Self-care in pop culture means haircuts, manicures, going for a walk, or taking a bath. But those things aren’t really self-care. Self-care in the truest sense is creating a strong connection with yourself. It’s tending to your inner world—not just making your external form look nice.

Typically, when we talk about putting ourselves on our own lists using pop-culture self-care, it’s about making time to get our nails done or work out. It’s not about making time for a deep connection with ourselves. For me, writing is my self-care. It’s my connection to myself. It’s who I am. And it’s also what I want to do for a living.

Unlike manicures and workouts, writing is tied to money, sales, and views. Sure, you’re going to pay for the manicure—but it’s not (hopefully) tied to your worth in the world.

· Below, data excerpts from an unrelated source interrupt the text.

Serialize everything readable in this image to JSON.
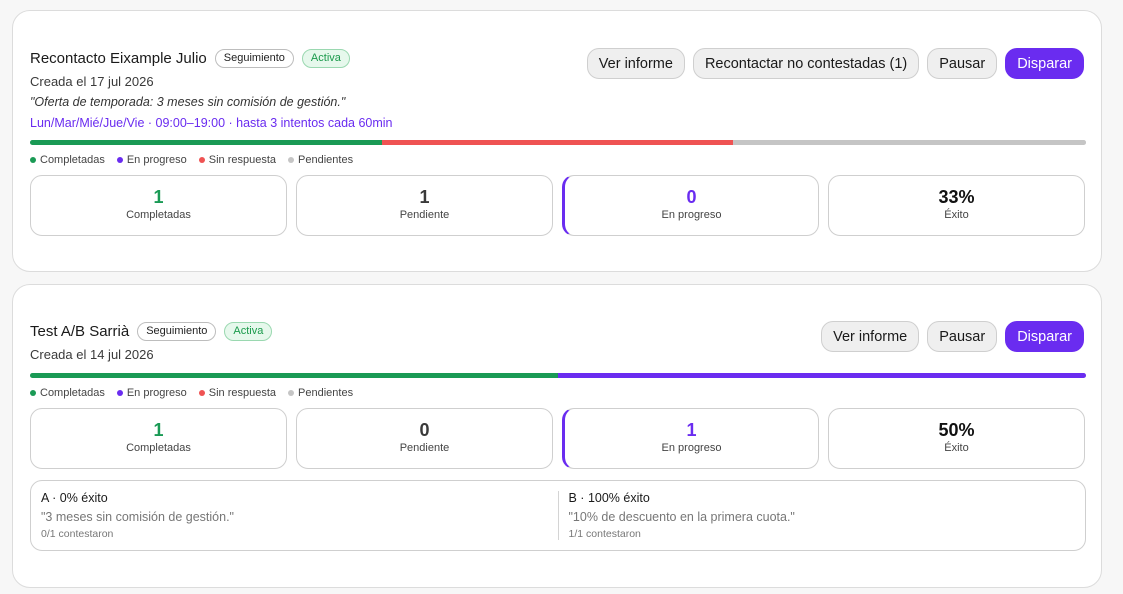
{
  "campaigns": [
    {
      "title": "Recontacto Eixample Julio",
      "type_badge": "Seguimiento",
      "status_badge": "Activa",
      "created": "Creada el 17 jul 2026",
      "quote": "\"Oferta de temporada: 3 meses sin comisión de gestión.\"",
      "schedule": "Lun/Mar/Mié/Jue/Vie · 09:00–19:00 · hasta 3 intentos cada 60min",
      "buttons": {
        "report": "Ver informe",
        "recontact": "Recontactar no contestadas (1)",
        "pause": "Pausar",
        "fire": "Disparar"
      },
      "progress": {
        "completed_fraction": 0.333,
        "in_progress_fraction": 0,
        "no_answer_fraction": 0.333,
        "pending_fraction": 0.334
      },
      "legend": [
        "Completadas",
        "En progreso",
        "Sin respuesta",
        "Pendientes"
      ],
      "stats": [
        {
          "value": "1",
          "label": "Completadas"
        },
        {
          "value": "1",
          "label": "Pendiente"
        },
        {
          "value": "0",
          "label": "En progreso"
        },
        {
          "value": "33%",
          "label": "Éxito"
        }
      ]
    },
    {
      "title": "Test A/B Sarrià",
      "type_badge": "Seguimiento",
      "status_badge": "Activa",
      "created": "Creada el 14 jul 2026",
      "buttons": {
        "report": "Ver informe",
        "pause": "Pausar",
        "fire": "Disparar"
      },
      "progress": {
        "completed_fraction": 0.5,
        "in_progress_fraction": 0.5,
        "no_answer_fraction": 0,
        "pending_fraction": 0
      },
      "legend": [
        "Completadas",
        "En progreso",
        "Sin respuesta",
        "Pendientes"
      ],
      "stats": [
        {
          "value": "1",
          "label": "Completadas"
        },
        {
          "value": "0",
          "label": "Pendiente"
        },
        {
          "value": "1",
          "label": "En progreso"
        },
        {
          "value": "50%",
          "label": "Éxito"
        }
      ],
      "ab_test": [
        {
          "title": "A · 0% éxito",
          "message": "\"3 meses sin comisión de gestión.\"",
          "responses": "0/1 contestaron"
        },
        {
          "title": "B · 100% éxito",
          "message": "\"10% de descuento en la primera cuota.\"",
          "responses": "1/1 contestaron"
        }
      ]
    }
  ],
  "colors": {
    "accent": "#6a2cf0",
    "completed": "#1a9a55",
    "no_answer": "#ef5353",
    "pending": "#c5c5c5"
  }
}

Writing is both my connection to myself and my career. That gets a little slushy because it applies external goals—sales and views—to who I am as a human being. Suddenly, I felt like I needed permission to take care of myself—and the only way to get that permission was to make money doing it.

That story isn’t true.

My self-worth hinged on external success, which then triggered my insecurity and became a need for permission and acceptance through money and views.

Unravelling that has taken a long time. I went through periods of having to accept my own changing viewpoints. I had to let go of the idea that I had to make content that made other people happy. I had to step out of the pressure to be a content creator. I had to let go of how it was “supposed to” look based on how the world thinks a writer should show up, so I could do it the way I want to.

And now, finally, I’ve had to let go of the need for permission through sales and views—so I no longer need acceptance or validation from the outside world to be who I am: a writer who uses writing to connect to herself.

Writing is how I’ve healed. It’s how I ground myself. It’s how I center. It’s how I problem-solve. It’s how I show up. I can’t tie that to external numbers. It’s so much bigger than that.

For a while, it showed up as new platforms, new ideas, rebranding—because I wasn’t ready to deal with the real problem: my self-worth being tied to external goals.

Now that I am dealing with it, I can do what I need to do. I can give myself permission to show up anyway—regardless of what happens.

My writing matters regardless of what those numbers say—and my self-worth is not attached to them.

When I finally, fully accept that truth, I’ll show up anyway.

That’s the power of healing. It lets you be who you are—and show up anyway.

It’s not a question of whether I’ll do it or not. It’s only a matter of how long it takes me to get there.